This has been a summer of protest, with thousands upon thousands of people from all different backgrounds marching through the streets condemning racial injustice and the killings of men and women like George Floyd and Breonna Taylor. Astoundingly, during this powerful movement to fight the pervasive, structural and historical forms of racism in our country, just 18 days after George Floyd's death, another police officer shot and killed Rayshard Brooks, yet another Black citizen. If we do not want racist grown-ups in our political, education, health and criminal justice systems, we need to start changing these systems from the ground up. That starts with our children.
If we do not want racist grown-ups, we need to start changing these systems from the ground up. That starts with our children.
As social developmental psychologists, we recognize the challenges involved in forming egalitarian adults. Even infants see race, or at least skin color. Then, as early as preschool, children, especially from majority racial groups, show favoritism toward their own groups over others. Yet psychology also suggests strategies that can promote racial equality and positive interracial relationships starting from childhood. And these strategies begin with debunking the idea that children can (or should) be colorblind.
As early as 3 months old, infants begin to distinguish faces from their own racial group better than faces from other racial groups. This is even more true for infants with little exposure to people from different backgrounds. Thus, exposing our children to diverse children and adults has a direct link to how they will see race going forward.
Moreover, children in preschool and kindergarten already attribute positive traits to their own groups — their "ingroups" — over "outgroups," whether the group is based on race, gender or even random assignment (e.g., children given red versus blue T-shirts). In other words, children learn to think their own groups are nicer, smarter and friendlier than others.
Psychologists have posited several reasons for this tendency: It boosts our own self-esteem to think our group is better than others; we like what is familiar; as humans, we naturally categorize objects and people into groups; and in our evolutionary history, tracking which groups were friends or foes was integral to survival. And these tendencies might be particularly powerful when fear is involved.

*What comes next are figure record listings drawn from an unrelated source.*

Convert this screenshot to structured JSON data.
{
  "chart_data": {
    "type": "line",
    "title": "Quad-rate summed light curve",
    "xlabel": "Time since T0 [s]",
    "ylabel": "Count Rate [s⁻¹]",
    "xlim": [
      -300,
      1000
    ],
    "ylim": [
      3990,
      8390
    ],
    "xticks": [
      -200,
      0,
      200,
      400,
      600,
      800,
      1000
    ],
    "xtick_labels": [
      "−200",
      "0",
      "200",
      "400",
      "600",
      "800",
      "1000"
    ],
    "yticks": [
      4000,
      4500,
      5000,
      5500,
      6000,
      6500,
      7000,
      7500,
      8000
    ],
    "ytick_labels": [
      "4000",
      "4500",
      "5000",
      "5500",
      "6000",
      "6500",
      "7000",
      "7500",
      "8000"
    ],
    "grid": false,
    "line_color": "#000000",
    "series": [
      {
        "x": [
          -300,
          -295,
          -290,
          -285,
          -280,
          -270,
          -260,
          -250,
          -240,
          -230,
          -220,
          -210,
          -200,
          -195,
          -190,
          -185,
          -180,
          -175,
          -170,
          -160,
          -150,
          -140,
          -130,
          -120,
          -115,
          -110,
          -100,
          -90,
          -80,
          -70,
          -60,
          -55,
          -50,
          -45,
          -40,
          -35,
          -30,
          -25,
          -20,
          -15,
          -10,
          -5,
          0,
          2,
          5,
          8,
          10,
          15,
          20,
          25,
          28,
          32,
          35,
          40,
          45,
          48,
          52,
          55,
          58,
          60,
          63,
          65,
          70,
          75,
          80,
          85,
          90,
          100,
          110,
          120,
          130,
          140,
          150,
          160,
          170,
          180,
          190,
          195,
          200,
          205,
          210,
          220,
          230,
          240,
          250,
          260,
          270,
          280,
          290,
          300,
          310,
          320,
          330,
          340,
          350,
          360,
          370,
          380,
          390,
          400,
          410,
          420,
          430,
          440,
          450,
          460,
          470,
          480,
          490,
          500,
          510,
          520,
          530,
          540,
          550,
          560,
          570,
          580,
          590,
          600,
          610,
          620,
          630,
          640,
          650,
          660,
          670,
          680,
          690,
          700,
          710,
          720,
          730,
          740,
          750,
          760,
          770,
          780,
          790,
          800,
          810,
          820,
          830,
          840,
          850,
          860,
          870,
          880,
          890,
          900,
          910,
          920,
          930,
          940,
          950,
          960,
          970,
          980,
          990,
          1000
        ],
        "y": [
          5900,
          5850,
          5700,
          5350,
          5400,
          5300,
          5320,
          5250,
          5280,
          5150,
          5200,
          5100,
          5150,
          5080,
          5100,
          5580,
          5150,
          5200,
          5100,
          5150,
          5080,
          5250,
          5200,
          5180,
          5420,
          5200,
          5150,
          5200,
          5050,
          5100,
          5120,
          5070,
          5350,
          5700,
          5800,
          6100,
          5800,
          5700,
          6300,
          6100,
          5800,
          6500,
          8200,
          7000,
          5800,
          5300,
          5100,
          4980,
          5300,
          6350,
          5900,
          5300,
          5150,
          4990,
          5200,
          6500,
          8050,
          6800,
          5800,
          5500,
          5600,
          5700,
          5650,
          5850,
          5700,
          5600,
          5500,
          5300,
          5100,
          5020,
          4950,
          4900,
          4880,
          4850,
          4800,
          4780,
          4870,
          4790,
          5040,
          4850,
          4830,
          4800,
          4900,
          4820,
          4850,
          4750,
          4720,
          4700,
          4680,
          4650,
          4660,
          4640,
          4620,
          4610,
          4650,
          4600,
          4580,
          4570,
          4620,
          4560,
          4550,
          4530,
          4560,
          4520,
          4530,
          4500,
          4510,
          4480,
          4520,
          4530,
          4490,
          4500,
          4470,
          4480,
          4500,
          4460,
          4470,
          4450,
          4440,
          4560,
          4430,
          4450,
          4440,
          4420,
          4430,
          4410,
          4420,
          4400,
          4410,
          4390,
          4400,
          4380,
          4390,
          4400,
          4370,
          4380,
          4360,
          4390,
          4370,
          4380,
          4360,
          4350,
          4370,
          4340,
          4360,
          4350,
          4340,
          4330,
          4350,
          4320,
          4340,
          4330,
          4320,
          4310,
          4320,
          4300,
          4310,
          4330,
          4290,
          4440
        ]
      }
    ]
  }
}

Therefore, the above findings imply that colorblindness is impossible. Race must be acknowledged and discussed, since children clearly see race. Yet many parents, likely in an attempt to promote egalitarianism, take a colorblind approach about race with their children, meaning they simply never discuss it or ignore it entirely. That is a mistake.
In response to videos of Black Lives Matter protests, parents' first impulse may be to protect their children by not talking about race. However, silence interferes with the work of dismantling racism. In fact, in schools, silence on matters related to race has been linked to students' being less likely to call out explicit racial discrimination. Long-term silence will simply not protect the many children of color vulnerable to discrimination.
Your child sees race, which means you need to discuss it. The good news is that discussions about race can reduce both children's and parents' levels of bias. But here is where it gets more complicated. Although discussions generally about race are necessary and important, those discussions need to go beyond simply labeling or defining people by race.
Research suggests that racially labeling others ("Simone is Black") could be harmful because it might lead children to believe that all people with the same label share the same inherent qualities. And this fixed or essentialist thinking about race is associated with increased stereotyping of others. Therefore, although it might be necessary to racially label others to advance conversations about race, parents and educators should not dwell on these labels but, instead, delve deeper and expand conversations about the heritage of each group and the rich differences within them, too.
For example, teaching children to recognize and confront discrimination can change a school's climate, decrease stereotyping and increase desires for equity. For example, parents could explain to children that sometimes others do not treat Simone fairly because of the color of her skin. To promote racial empathy, parents could then ask children to think about how they would feel if that happened to them. Explicitly teaching elementary school-age children about racial discrimination experienced by historical figures is another effective approach. Or giving children practice verbatim phrases to use (e.g., "Give it a rest, no group is best!") can also lead to increased challenging of discrimination and less stereotyping.
Another action to take? Increase your child's diversity of activities by encouraging cross-race friendships, experiencing cultural events and visiting new places. Long-term, meaningful and positive contact or exposure to outgroup members is one of the best pathways to positively influence attitudes and behaviors. Finally, providing children with positive role models from other racial groups has also been shown to reduce prejudice.
Many of us want to live in an egalitarian society and want to make choices to make that a reality. But the change we need now cannot happen if the acknowledgment of race, racial differences and anti-Black prejudice, in particular, remains absent.
We may feel inept when trying to help our children talk about race, fearing we may say the wrong thing. We may want to shield our children from feelings of guilt or anger. But that discomfort can motivate children and adults to work toward equity. We need to find the courage to speak openly with our children about racial injustice. We need to acknowledge, understand and transform the racial bias that can lurk within us from childhood.